Au final, je suis resté deux heures dans la première partie de l’exposition (c’est là que tu vois que t’es un vétéran… Pourtant, j’ai le même âge que le Commodore 64, alors faut pas exagérer, merde !), lâchant ma place dans la queue de Sonic pour aller jouer à Bomberman en arcade, snobant le parcours d’embûches de Bubble Bobble ou Pac-Man (par contre, je ne suis pas aussi vieux que Pac-Man, c’est déjà ça !) pour une partie de Mortal Kombat sur Mega Drive, y allant de ma larmichette en rejouant à Zelda, complètement émerveillé de retrouver mes repères dans le parcours et me faisant la réflexion que je n’avais jamais aimé l’heroic fantasy que dans les jeux vidéos.

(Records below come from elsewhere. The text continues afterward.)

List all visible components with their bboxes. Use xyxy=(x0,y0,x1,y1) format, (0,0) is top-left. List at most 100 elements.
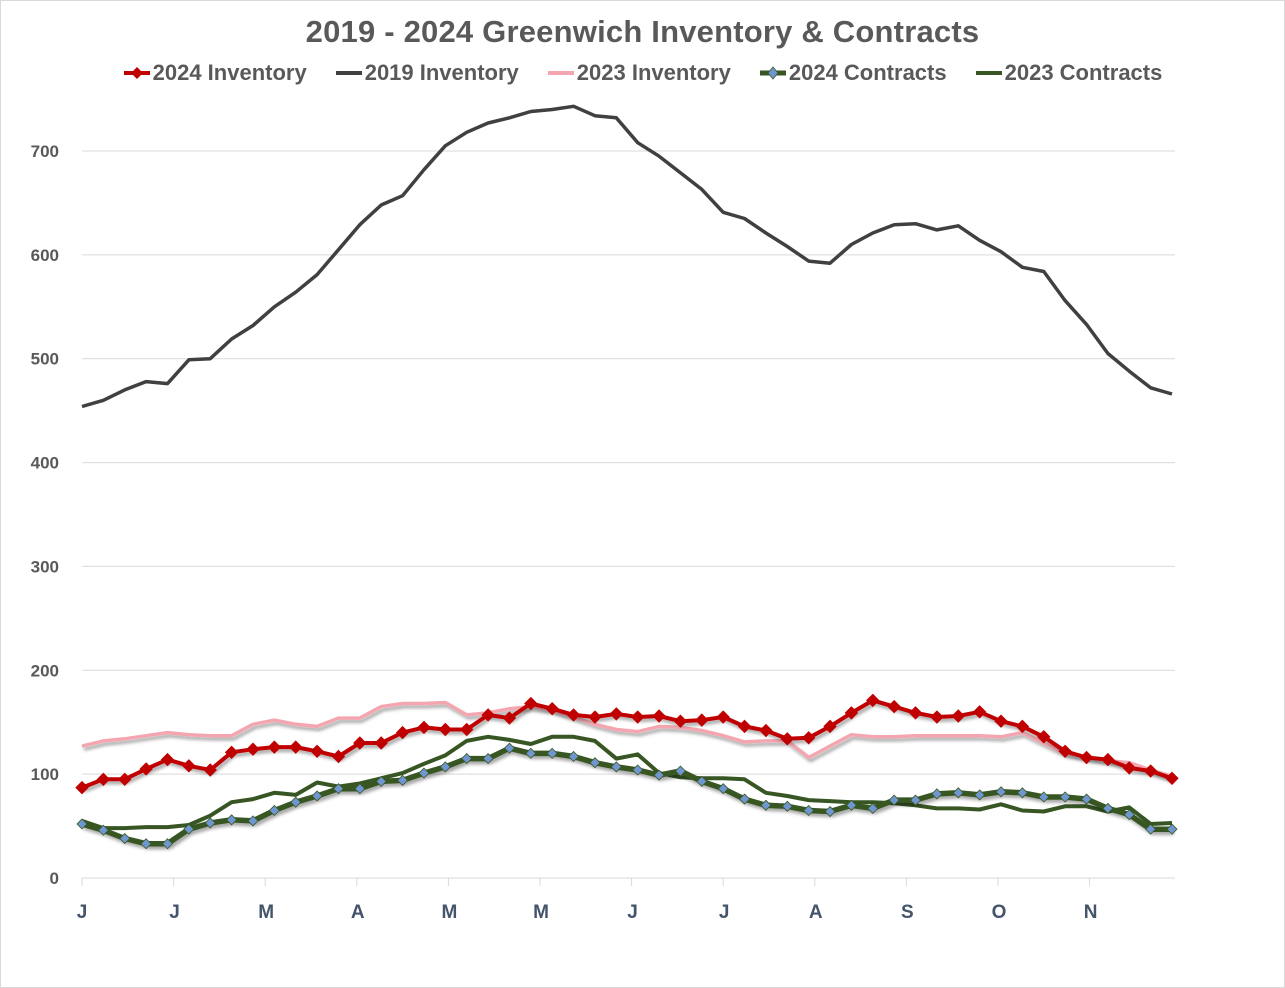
data-point xyxy=(502,711,517,725)
data-point xyxy=(716,710,730,724)
data-point xyxy=(568,750,580,763)
data-point xyxy=(972,705,987,719)
data-point xyxy=(1101,752,1115,767)
series-2024-contracts xyxy=(76,742,1178,850)
x-tick-label: J xyxy=(77,902,88,923)
series-line xyxy=(81,745,1172,847)
series-line xyxy=(81,104,1173,409)
data-point xyxy=(994,714,1008,728)
data-point xyxy=(289,740,303,754)
data-point xyxy=(1122,761,1136,775)
data-point xyxy=(439,761,451,773)
data-point xyxy=(781,800,793,812)
legend-item-2023-contracts: 2023 Contracts xyxy=(975,60,1162,86)
legend-label: 2024 Inventory xyxy=(152,60,307,85)
data-point xyxy=(995,786,1007,798)
data-point xyxy=(1143,764,1158,778)
data-point xyxy=(566,708,581,722)
data-point xyxy=(696,775,708,787)
y-tick-label: 400 xyxy=(31,454,59,473)
y-tick-label: 300 xyxy=(31,557,59,576)
data-point xyxy=(182,759,196,773)
x-tick-label: N xyxy=(1084,902,1098,923)
data-point xyxy=(653,769,665,781)
series-line xyxy=(81,698,1173,790)
series-2023-inventory xyxy=(81,700,1173,778)
data-point xyxy=(759,723,773,738)
data-point xyxy=(630,710,645,724)
legend-item-2024-contracts: 2024 Contracts xyxy=(759,60,947,86)
data-point xyxy=(695,713,709,727)
data-point xyxy=(204,817,216,829)
data-point xyxy=(374,736,388,750)
data-point xyxy=(652,709,666,723)
data-point xyxy=(183,823,195,835)
data-point xyxy=(632,764,644,776)
data-point xyxy=(290,796,302,808)
data-point xyxy=(247,815,259,827)
data-point xyxy=(588,710,602,724)
data-point xyxy=(1165,771,1179,786)
data-point xyxy=(909,794,922,806)
data-point xyxy=(353,736,367,750)
legend-label: 2024 Contracts xyxy=(788,60,947,85)
data-point xyxy=(311,790,323,802)
data-point xyxy=(75,780,89,795)
legend-swatch-2024-contracts xyxy=(759,66,786,80)
data-point xyxy=(908,706,923,720)
x-tick-label: O xyxy=(992,902,1007,923)
y-tick-label: 100 xyxy=(31,765,59,784)
data-point xyxy=(546,747,558,759)
data-point xyxy=(139,762,153,776)
data-point xyxy=(140,838,152,850)
series-line xyxy=(81,700,1173,778)
data-point xyxy=(801,731,816,745)
data-point xyxy=(1080,793,1093,805)
data-point xyxy=(930,710,944,724)
data-point xyxy=(332,783,345,795)
data-point xyxy=(160,752,175,767)
y-tick-label: 700 xyxy=(31,142,59,161)
data-point xyxy=(524,696,538,711)
data-point xyxy=(803,804,815,817)
y-tick-label: 500 xyxy=(31,350,59,369)
data-point xyxy=(1145,823,1157,835)
data-point xyxy=(375,775,387,787)
legend-label: 2023 Inventory xyxy=(576,60,731,85)
data-point xyxy=(888,794,900,806)
x-tick-label: J xyxy=(719,902,730,923)
data-point xyxy=(824,805,836,818)
legend-item-2024-inventory: 2024 Inventory xyxy=(123,60,307,86)
data-point xyxy=(268,804,280,817)
data-point xyxy=(354,783,366,795)
legend-item-2023-inventory: 2023 Inventory xyxy=(547,60,731,86)
data-point xyxy=(674,765,686,777)
x-tick-label: A xyxy=(809,902,823,923)
legend: 2024 Inventory 2019 Inventory 2023 Inven… xyxy=(0,60,1285,86)
x-tick-label: M xyxy=(258,902,274,923)
x-tick-label: A xyxy=(351,902,365,923)
data-point xyxy=(1079,750,1094,765)
data-point xyxy=(1058,744,1072,759)
data-point xyxy=(951,709,965,723)
series-line xyxy=(81,734,1173,831)
x-tick-label: J xyxy=(627,902,638,923)
data-point xyxy=(1037,730,1051,744)
data-point xyxy=(780,732,795,746)
data-point xyxy=(461,752,473,765)
data-point xyxy=(203,763,217,777)
data-point xyxy=(119,832,131,845)
data-point xyxy=(1123,809,1135,821)
data-point xyxy=(737,719,752,734)
data-point xyxy=(97,824,109,836)
data-point xyxy=(717,783,729,795)
data-point xyxy=(823,719,837,734)
x-tick-label: M xyxy=(533,902,549,923)
legend-swatch-2023-inventory xyxy=(547,71,574,75)
series-2023-contracts xyxy=(81,734,1173,831)
y-tick-label: 0 xyxy=(50,869,59,888)
legend-label: 2019 Inventory xyxy=(364,60,519,85)
data-point xyxy=(931,788,943,800)
data-point xyxy=(459,722,474,737)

Puis on avance dans le temps : Doom, Alone in the dark, Final Fantasy IV, Tomb Raider, Counter-Strike. Les années 2000 perdent en authenticité ce qu’elles gagnent en graphisme (discours de vieux briscard). La fin de la visite est rythmée au son de la Macarena : « Samba de Amigo » sur Wii. Les années 2010 rejoignent les années 1980 : un jeu de retrogaming (nostalgie 2.0 pour la 2D de grand-papa) clôt l’expo. C’est un jeu de pong qu’on peut tester sur écran LCD… Le pixel fait trois fois ma tête : un vrai piège à épileptiques. Je me dirige vers la sortie.

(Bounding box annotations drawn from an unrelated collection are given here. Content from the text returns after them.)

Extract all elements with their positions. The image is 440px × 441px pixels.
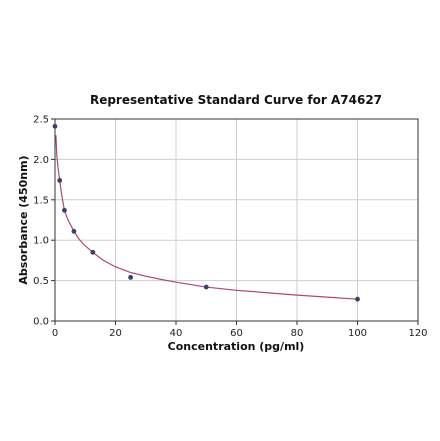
grid <box>55 119 418 321</box>
x-tick-label: 0 <box>52 328 58 339</box>
data-point <box>355 296 360 302</box>
y-tick-label: 1.5 <box>33 195 49 206</box>
y-tick-label: 0.0 <box>33 317 49 328</box>
data-point <box>57 178 63 183</box>
x-tick-label: 80 <box>291 328 304 339</box>
x-tick-label: 40 <box>170 328 183 339</box>
x-axis: 0 20 40 60 80 100 120 <box>52 321 428 339</box>
data-points <box>52 123 360 302</box>
data-point <box>52 123 58 129</box>
data-point <box>203 284 209 290</box>
chart-title: Representative Standard Curve for A74627 <box>90 93 382 107</box>
x-tick-label: 20 <box>109 328 122 339</box>
data-point <box>90 249 96 255</box>
y-tick-label: 0.5 <box>33 276 49 287</box>
y-tick-label: 2.5 <box>33 115 49 126</box>
x-tick-label: 100 <box>348 328 367 339</box>
data-point <box>71 228 77 234</box>
data-point <box>128 274 134 280</box>
data-point <box>62 207 67 213</box>
x-tick-label: 120 <box>408 328 427 339</box>
y-axis-label: Absorbance (450nm) <box>17 155 30 284</box>
x-axis-label: Concentration (pg/ml) <box>168 340 305 353</box>
y-tick-label: 2.0 <box>33 155 49 166</box>
y-axis: 0.0 0.5 1.0 1.5 2.0 2.5 <box>33 115 55 328</box>
x-tick-label: 60 <box>230 328 243 339</box>
fit-curve <box>55 135 358 300</box>
y-tick-label: 1.0 <box>33 236 49 247</box>
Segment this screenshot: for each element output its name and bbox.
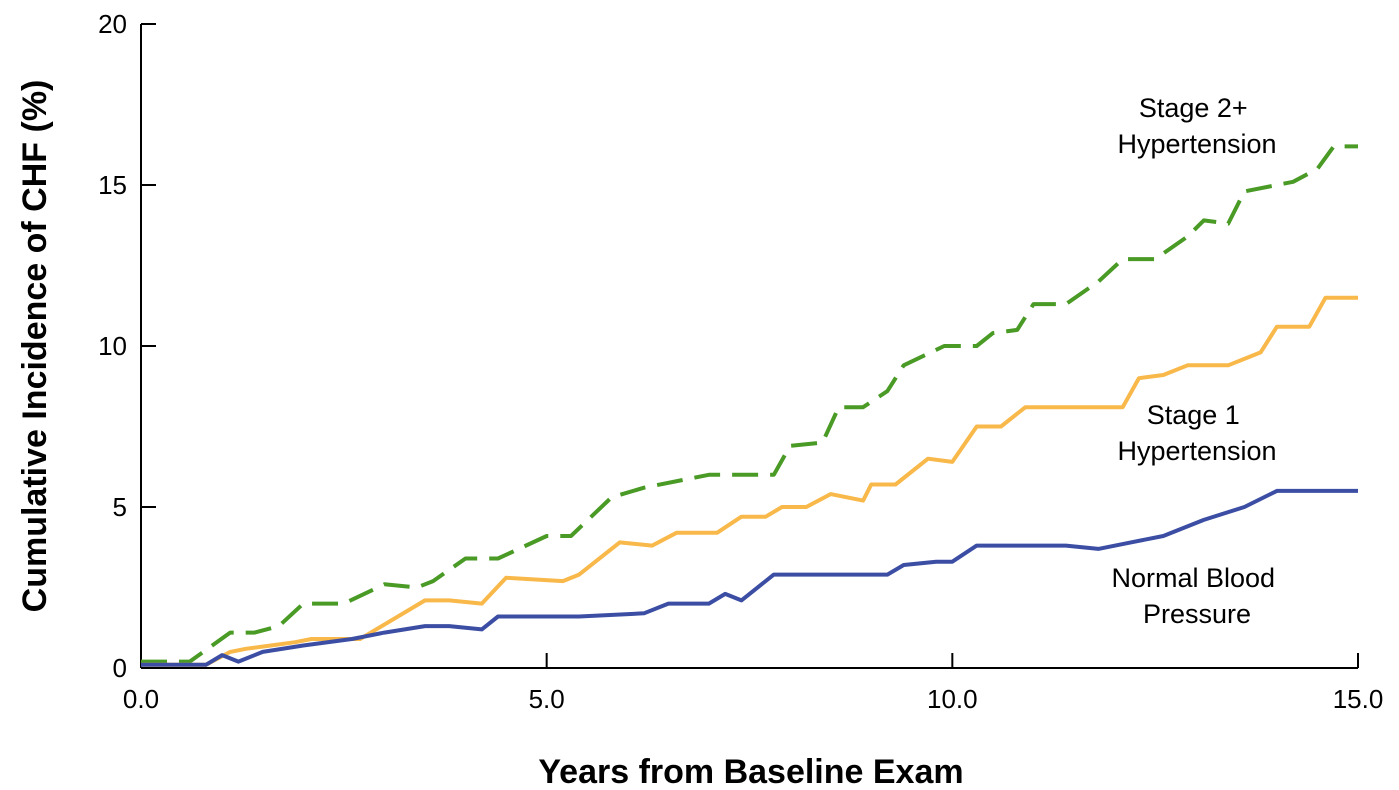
series-label-normal-line2: Pressure	[1143, 599, 1251, 629]
x-tick-label: 0.0	[123, 684, 159, 714]
series-line-stage2	[141, 144, 1358, 664]
x-tick-label: 10.0	[927, 684, 978, 714]
x-tick-label: 15.0	[1333, 684, 1384, 714]
y-tick-label: 5	[113, 492, 127, 522]
x-tick-label: 5.0	[529, 684, 565, 714]
series-label-stage1-line1: Stage 1	[1147, 400, 1240, 430]
y-axis-title: Cumulative Incidence of CHF (%)	[16, 80, 54, 613]
y-tick-label: 0	[113, 653, 127, 683]
series-label-stage2-line2: Hypertension	[1117, 129, 1276, 159]
y-tick-label: 20	[98, 9, 127, 39]
series-label-normal-line1: Normal Blood	[1111, 563, 1275, 593]
y-tick-label: 10	[98, 331, 127, 361]
series-line-normal	[141, 488, 1358, 667]
series-label-stage1: Stage 1 Hypertension	[1117, 400, 1276, 466]
series-label-stage2: Stage 2+ Hypertension	[1117, 93, 1276, 159]
series-label-stage2-line1: Stage 2+	[1139, 93, 1248, 123]
y-tick-label: 15	[98, 170, 127, 200]
series-lines	[141, 144, 1358, 667]
series-label-normal: Normal Blood Pressure	[1111, 563, 1282, 629]
series-label-stage1-line2: Hypertension	[1117, 436, 1276, 466]
tick-labels: 0 5 10 15 20 0.0 5.0 10.0 15.0	[98, 9, 1383, 714]
tick-marks	[140, 23, 1359, 669]
x-axis-title: Years from Baseline Exam	[538, 753, 963, 790]
series-line-stage1	[141, 295, 1358, 667]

Le Grand Palais avait été édifié pour l’Exposition Universelle de 1900. Un siècle après, elle accueille un monde virtuel qui a explosé dans le monde entier et a imposé sa culture. J’ai pris autant de plaisir à jouer à Contra III que, j’espère, j’en prendrai devant un Picasso de la collection des Stein, la semaine prochaine sous cette même nef. Au fond, je me demande si les jeux vidéos n’ont pas été, finalement, les premiers arts visuels que j’ai appréhendés, influençant ainsi mes goûts et mes couleurs.

En guise de PS (vous avez vu ce jeu de mot ? Ah ah), une petite colle pour les warriors : saurez-vous retrouver le jeu ci-dessous, rien qu’en écoutant ce qu’il provoque chez ses joueurs ?

– Tire sur les trucs rouges, c’est « a » pour tirer ! Passe dans l’anneau !
– Récupère les vies !
– Esquive, là, essaye d’éviter de te les manger !
– Dégomme le vaisseau, il n’est vulnérable que quand les trucs sont allumés !
– Il t’a touché dans l’aile !
– Explose le triangle !
– Lui, il va te servir dans la mission 2 !
– Ah, t’as pris la ligne directe !

La réponse au quizz en cliquant http://www.rmn.fr/Game-Story/

7 commentaires

  1. Putain, ce que j’ai pu passer d’heures sur Alex Kidd, le matin avant d’aller à l’école, à même remonter le réveil à 5H du matin pour terminer un niveau. Ca, c’est de la madeleine Proustienne.
    Et totalement d’accord sur l’approche sociologique de ce papier, la Neo Geo était définitivement pour les fils de riche.

  2. Et encore vous êtes passés à côté de choses comme Delphine Software, King’s Quest, SRAM, le Spectrum, Fruity Frank, l’Amstrad CPC6128…

    Sweet 80s, where art thou ?

  3. Un peu de sérieux que diable, le jeu vidéo n’est pas une sous-culture, c’est l’art du XXIème siècle. Il me semble l’avoir déjà dit autre part, je radote.

  4. Le fait est que la plupart de ces vieux jeux 8 bit exigeaient des réflexes de Jedi; un pote a ressorti sa NES il y a quelques mois. Essaie de finir Probotector avec tes 3 vies… Il faut être un autiste pour y arriver. Alex Kidd c’était encore pire. Et puis il n’y avait pas de sauvegarde, il fallait tout se retaper quand tu te faisais avoir par le boss de fin. Quelque part, ça façonnait un caractère.